The Bardo trailer is a gorgeous, giddy look into Alejandro G. Iñárritu's mind's eye
The expansive new film from the Birdman director promises a visually stunning, existential adventure-- and the first trailer doesn't disappoint
Few big-screen returns feel more exciting this year than that of Alejandro G. Iñárritu. His The Revenant follow-up, Bardo, False Chronicle Of A Handful Of Truths, stands to be the Oscar-winning director’s most personal work yet—and, potentially, his most luminous. Coming off a roaring reception at Venice (and a return to the editing table that, per IndieWire, left the film 22 minutes shorter), Bardo has a new, visually stunning trailer with lots of metaphor and little explanation.
The trailer has no dialogue, a choice Iñárritu tells IndieWire came from a desire to forgo subtitles and let multi-lingual audiences focus on the imagery. Instead, the trailer’s audio comes from a pitch-perfect soundtrack: The Beatles’ weird and wonderful “I Am The Walrus,” which Iñárritu secured the rights to with the help of Sean Lennon.
“John Lennon deliberately wrote lyrics for that song that are impossible to be interpreted,” Iñárritu says. “Nonsense that makes sense is what this film is trying to do. [Trailer editor] Mark Woollen made it so that the lyrics made sense with the images.”
As the writer penning this, it’s difficult to come to terms with the fact that there’s likely no stronger English language description for the gorgeous, giddy Bardo trailer than “nonsense that makes sense.” The film’s immersive cinematography races through feathery dance sequences, brush-spattered deserts, and ICU delivery tables without a word of exposition— the tapestry these images create is what really counts.
Per the film’s official logline, Bardo centers around the life of Silverio (played by Mexican actor Daniel Giménez Cacho), “a renowned Mexican journalist and documentary filmmaker living in Los Angeles, who, after being named the recipient of a prestigious international award, is compelled to return to his native country, unaware that this simple trip will push him to an existential limit.”
“We wanted this mural of mental states,” Iñárritu tells IndieWire. “Mexico is not a country, it’s a state of mind, and the film came from that—this sense of a country that does not belong to you, and you cannot return to it.”

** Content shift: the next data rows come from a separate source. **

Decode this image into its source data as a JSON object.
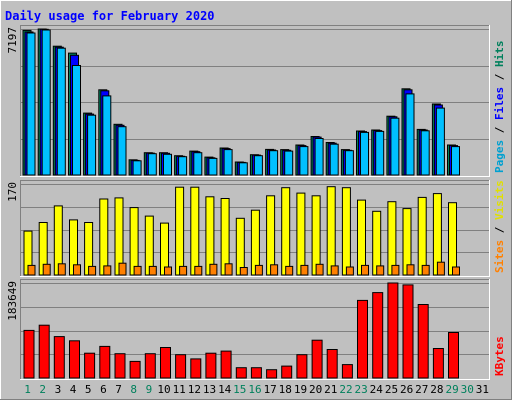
{
  "chart_data": {
    "type": "bar",
    "title": "Daily usage for February 2020",
    "categories": [
      "1",
      "2",
      "3",
      "4",
      "5",
      "6",
      "7",
      "8",
      "9",
      "10",
      "11",
      "12",
      "13",
      "14",
      "15",
      "16",
      "17",
      "18",
      "19",
      "20",
      "21",
      "22",
      "23",
      "24",
      "25",
      "26",
      "27",
      "28",
      "29",
      "30",
      "31"
    ],
    "weekend_days": [
      "1",
      "2",
      "8",
      "9",
      "15",
      "16",
      "22",
      "23",
      "29",
      "30"
    ],
    "panels": [
      {
        "id": "top",
        "max_label": "7197",
        "ylim": [
          0,
          7197
        ],
        "grid": true,
        "series": [
          {
            "name": "Hits",
            "color": "#00805c",
            "values": [
              7130,
              7197,
              6350,
              6010,
              3050,
              4200,
              2500,
              750,
              1100,
              1100,
              950,
              1180,
              880,
              1330,
              640,
              1000,
              1260,
              1250,
              1480,
              1900,
              1600,
              1250,
              2170,
              2220,
              2900,
              4250,
              2250,
              3500,
              1480,
              null,
              null
            ]
          },
          {
            "name": "Files",
            "color": "#0000ff",
            "values": [
              7050,
              7180,
              6300,
              5900,
              3000,
              4150,
              2450,
              720,
              1080,
              1070,
              920,
              1150,
              850,
              1300,
              620,
              980,
              1230,
              1220,
              1450,
              1870,
              1570,
              1220,
              2140,
              2190,
              2870,
              4200,
              2220,
              3450,
              1450,
              null,
              null
            ]
          },
          {
            "name": "Pages",
            "color": "#00c0ff",
            "values": [
              7000,
              7150,
              6250,
              5400,
              2950,
              3900,
              2380,
              700,
              1050,
              1020,
              900,
              1100,
              820,
              1250,
              600,
              950,
              1200,
              1180,
              1400,
              1800,
              1520,
              1200,
              2100,
              2150,
              2800,
              4000,
              2180,
              3300,
              1400,
              null,
              null
            ]
          }
        ]
      },
      {
        "id": "middle",
        "max_label": "170",
        "ylim": [
          0,
          170
        ],
        "grid": true,
        "series": [
          {
            "name": "Visits",
            "color": "#ffff00",
            "values": [
              82,
              98,
              129,
              103,
              98,
              142,
              144,
              126,
              110,
              97,
              164,
              164,
              146,
              143,
              106,
              121,
              148,
              163,
              153,
              148,
              165,
              163,
              140,
              119,
              137,
              124,
              145,
              152,
              135,
              null,
              null
            ]
          },
          {
            "name": "Sites",
            "color": "#ff8000",
            "values": [
              18,
              20,
              21,
              19,
              16,
              17,
              22,
              16,
              16,
              15,
              16,
              16,
              20,
              21,
              14,
              18,
              19,
              16,
              18,
              20,
              17,
              15,
              18,
              17,
              18,
              19,
              18,
              24,
              15,
              null,
              null
            ]
          }
        ]
      },
      {
        "id": "bottom",
        "max_label": "183649",
        "ylim": [
          0,
          183649
        ],
        "grid": true,
        "series": [
          {
            "name": "KBytes",
            "color": "#ff0000",
            "values": [
              92000,
              102000,
              80000,
              72000,
              48000,
              61000,
              47000,
              32000,
              47000,
              59000,
              45000,
              37000,
              48000,
              52000,
              20000,
              20000,
              16000,
              23000,
              45000,
              73000,
              55000,
              26000,
              150000,
              165000,
              183649,
              180000,
              142000,
              57000,
              88000,
              null,
              null
            ]
          }
        ]
      }
    ],
    "legend": {
      "placement": "right",
      "top": [
        {
          "text": "Pages",
          "color": "#00a0d0"
        },
        {
          "text": "Files",
          "color": "#0000ff"
        },
        {
          "text": "Hits",
          "color": "#00805c"
        }
      ],
      "middle": [
        {
          "text": "Sites",
          "color": "#ff8000"
        },
        {
          "text": "Visits",
          "color": "#e0e000"
        }
      ],
      "bottom": [
        {
          "text": "KBytes",
          "color": "#ff0000"
        }
      ]
    },
    "colors": {
      "background": "#c0c0c0",
      "title": "#0000ff",
      "weekend_label": "#00805c",
      "weekday_label": "#000000",
      "bar_outline": "#000000",
      "grid": "#808080"
    }
  }
}
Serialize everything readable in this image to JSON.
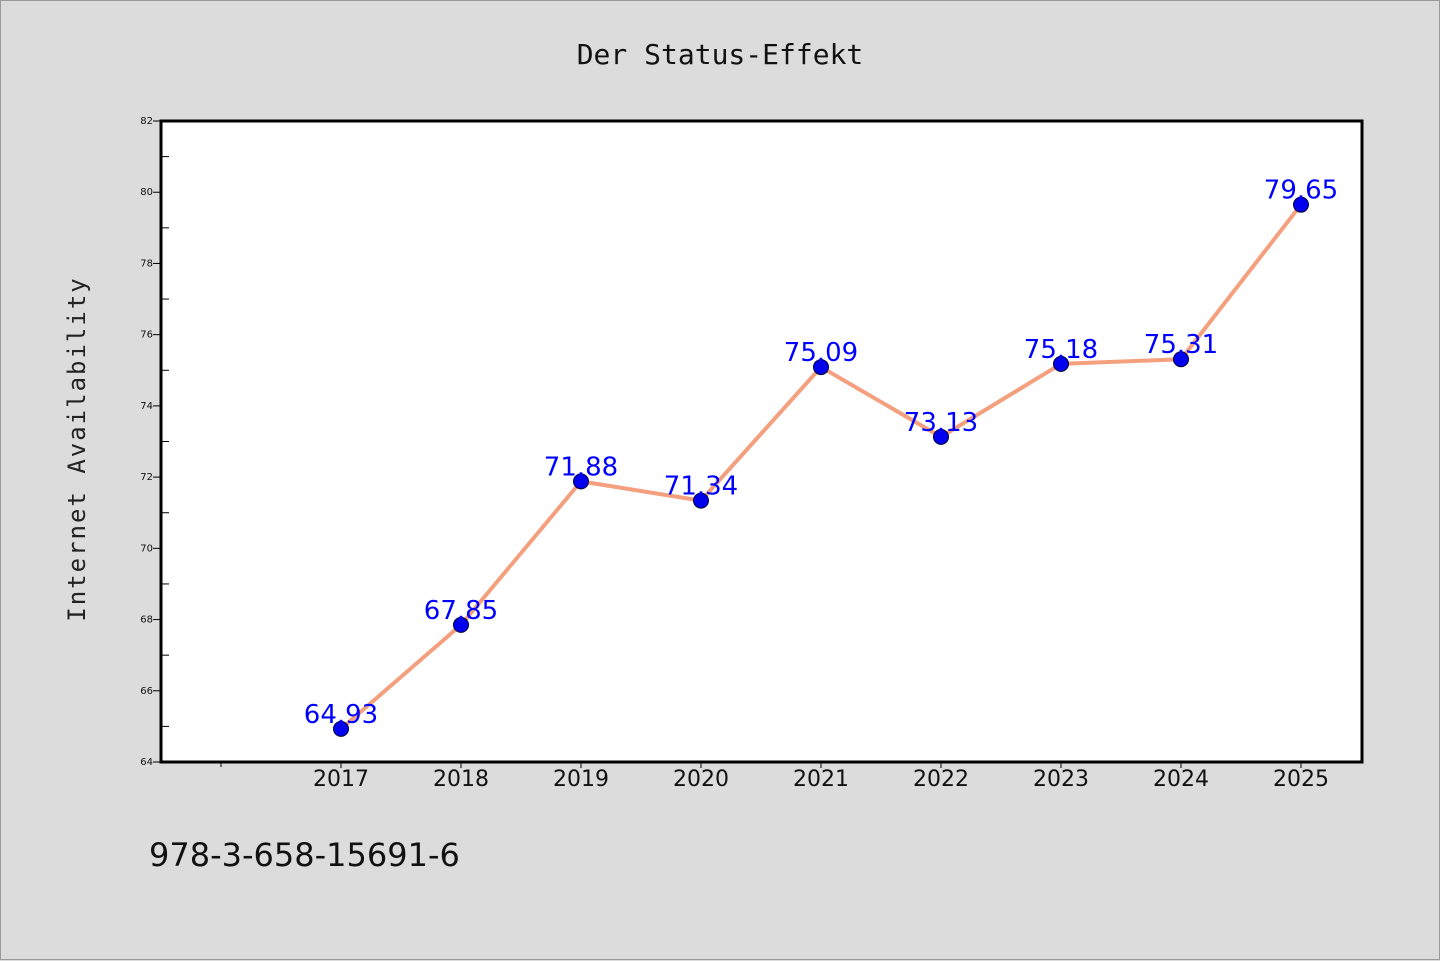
{
  "colors": {
    "background": "#dcdcdc",
    "plot_area": "#ffffff",
    "line": "#f4a07e",
    "marker": "#0000ee",
    "data_label": "#0000ff"
  },
  "footer_text": "978-3-658-15691-6",
  "chart_data": {
    "type": "line",
    "title": "Der Status-Effekt",
    "xlabel": "",
    "ylabel": "Internet Availability",
    "categories": [
      "2017",
      "2018",
      "2019",
      "2020",
      "2021",
      "2022",
      "2023",
      "2024",
      "2025"
    ],
    "series": [
      {
        "values": [
          64.93,
          67.85,
          71.88,
          71.34,
          75.09,
          73.13,
          75.18,
          75.31,
          79.65
        ],
        "data_labels": [
          "64.93",
          "67.85",
          "71.88",
          "71.34",
          "75.09",
          "73.13",
          "75.18",
          "75.31",
          "79.65"
        ]
      }
    ],
    "ylim": [
      64,
      82
    ],
    "yticks": [
      64,
      66,
      68,
      70,
      72,
      74,
      76,
      78,
      80,
      82
    ],
    "ytick_labels": [
      "64",
      "66",
      "68",
      "70",
      "72",
      "74",
      "76",
      "78",
      "80",
      "82"
    ],
    "grid": false,
    "legend": "none"
  }
}
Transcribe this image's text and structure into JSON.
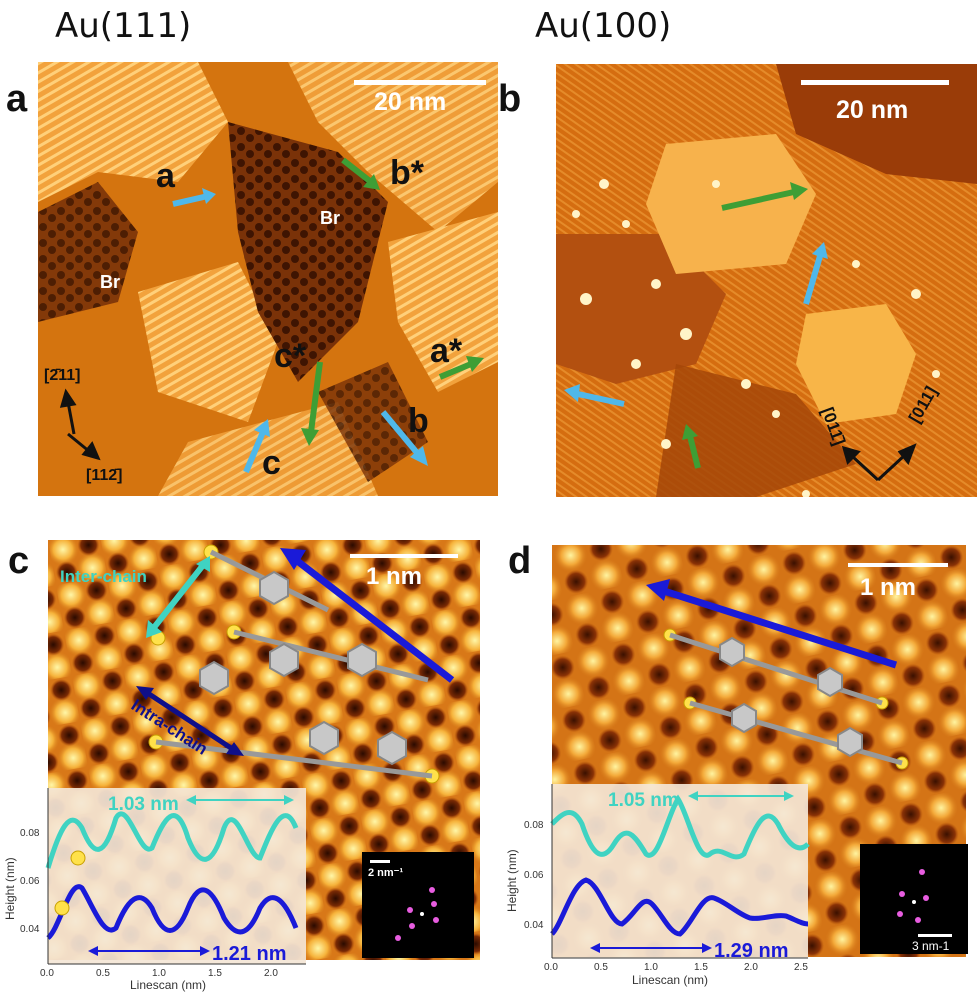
{
  "titles": {
    "left": "Au(111)",
    "right": "Au(100)"
  },
  "panels": {
    "a": {
      "label": "a",
      "scalebar": "20 nm",
      "annotations": {
        "a": "a",
        "b_star": "b*",
        "c_star": "c*",
        "a_star": "a*",
        "b": "b",
        "c": "c",
        "br1": "Br",
        "br2": "Br"
      },
      "axis_up": "[2̄11]",
      "axis_down": "[112̄]"
    },
    "b": {
      "label": "b",
      "scalebar": "20 nm",
      "axis_left": "[011̄]",
      "axis_right": "[011]"
    },
    "c": {
      "label": "c",
      "scalebar": "1 nm",
      "inter_chain": "Inter-chain",
      "intra_chain": "Intra-chain",
      "dist_top": "1.03 nm",
      "dist_bottom": "1.21 nm",
      "fft_scale": "2 nm⁻¹",
      "xlabel": "Linescan (nm)",
      "ylabel": "Height (nm)",
      "yticks": [
        "0.08",
        "0.06",
        "0.04"
      ],
      "xticks": [
        "0.0",
        "0.5",
        "1.0",
        "1.5",
        "2.0"
      ]
    },
    "d": {
      "label": "d",
      "scalebar": "1 nm",
      "dist_top": "1.05 nm",
      "dist_bottom": "1.29 nm",
      "fft_scale": "3 nm-1",
      "xlabel": "Linescan (nm)",
      "ylabel": "Height (nm)",
      "yticks": [
        "0.08",
        "0.06",
        "0.04"
      ],
      "xticks": [
        "0.0",
        "0.5",
        "1.0",
        "1.5",
        "2.0",
        "2.5"
      ]
    }
  },
  "colors": {
    "cyan": "#3fd3c2",
    "blue": "#1a1ad8",
    "green": "#3e9e35",
    "lightblue": "#4fb8ea"
  }
}
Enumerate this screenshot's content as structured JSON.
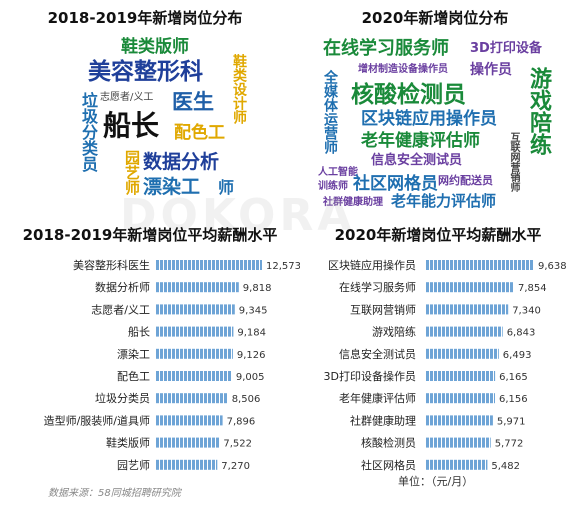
{
  "cloud_left": {
    "title": "2018-2019年新增岗位分布",
    "words": [
      "鞋类版师",
      "美容整形科",
      "鞋类设计师",
      "医生",
      "志愿者/义工",
      "垃圾分类员",
      "船长",
      "配色工",
      "园艺师",
      "数据分析",
      "漂染工",
      "师"
    ]
  },
  "cloud_right": {
    "title": "2020年新增岗位分布",
    "words": [
      "在线学习服务师",
      "3D打印设备",
      "增材制造设备操作员",
      "操作员",
      "游戏陪练",
      "全媒体运营师",
      "核酸检测员",
      "区块链应用操作员",
      "老年健康评估师",
      "互联网营销师",
      "信息安全测试员",
      "人工智能",
      "训练师",
      "社区网格员",
      "网约配送员",
      "社群健康助理",
      "老年能力评估师"
    ]
  },
  "watermark": "DOKORA",
  "chart_data": [
    {
      "type": "bar",
      "title": "2018-2019年新增岗位平均薪酬水平",
      "categories": [
        "美容整形科医生",
        "数据分析师",
        "志愿者/义工",
        "船长",
        "漂染工",
        "配色工",
        "垃圾分类员",
        "造型师/服装师/道具师",
        "鞋类版师",
        "园艺师"
      ],
      "values": [
        12573,
        9818,
        9345,
        9184,
        9126,
        9005,
        8506,
        7896,
        7522,
        7270
      ],
      "value_labels": [
        "12,573",
        "9,818",
        "9,345",
        "9,184",
        "9,126",
        "9,005",
        "8,506",
        "7,896",
        "7,522",
        "7,270"
      ],
      "orientation": "horizontal",
      "xlim": [
        0,
        12573
      ]
    },
    {
      "type": "bar",
      "title": "2020年新增岗位平均薪酬水平",
      "categories": [
        "区块链应用操作员",
        "在线学习服务师",
        "互联网营销师",
        "游戏陪练",
        "信息安全测试员",
        "3D打印设备操作员",
        "老年健康评估师",
        "社群健康助理",
        "核酸检测员",
        "社区网格员"
      ],
      "values": [
        9638,
        7854,
        7340,
        6843,
        6493,
        6165,
        6156,
        5971,
        5772,
        5482
      ],
      "value_labels": [
        "9,638",
        "7,854",
        "7,340",
        "6,843",
        "6,493",
        "6,165",
        "6,156",
        "5,971",
        "5,772",
        "5,482"
      ],
      "orientation": "horizontal",
      "xlim": [
        0,
        9638
      ]
    }
  ],
  "unit_label": "单位：（元/月）",
  "source": "数据来源：58同城招聘研究院",
  "colors": {
    "bar": "#6ea4d6",
    "bar_stripe": "#ffffff"
  }
}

In as many moments as Silverio appears at home—star-leaping in a dimly-lit nightclub or cradling a plastic bag filled with water and two lizards on the subway— becoming lost in his own history is always a sidestep away. Silverio army-crawls through his flooding house only for the camera to reveal no more than an empty set; a live performance turns gruesome when Silverio realizes his feet have been nailed to the stage. The divide between real and imagined is less of a line and more of a portal—both the physical and metaphysical worlds Silverio inhabits exist in a perfect dance. You cannot return to your past, but you sure as hell can’t live without it, either.
Bardo will hit theaters November 18, and lands on Netflix for streaming December 16.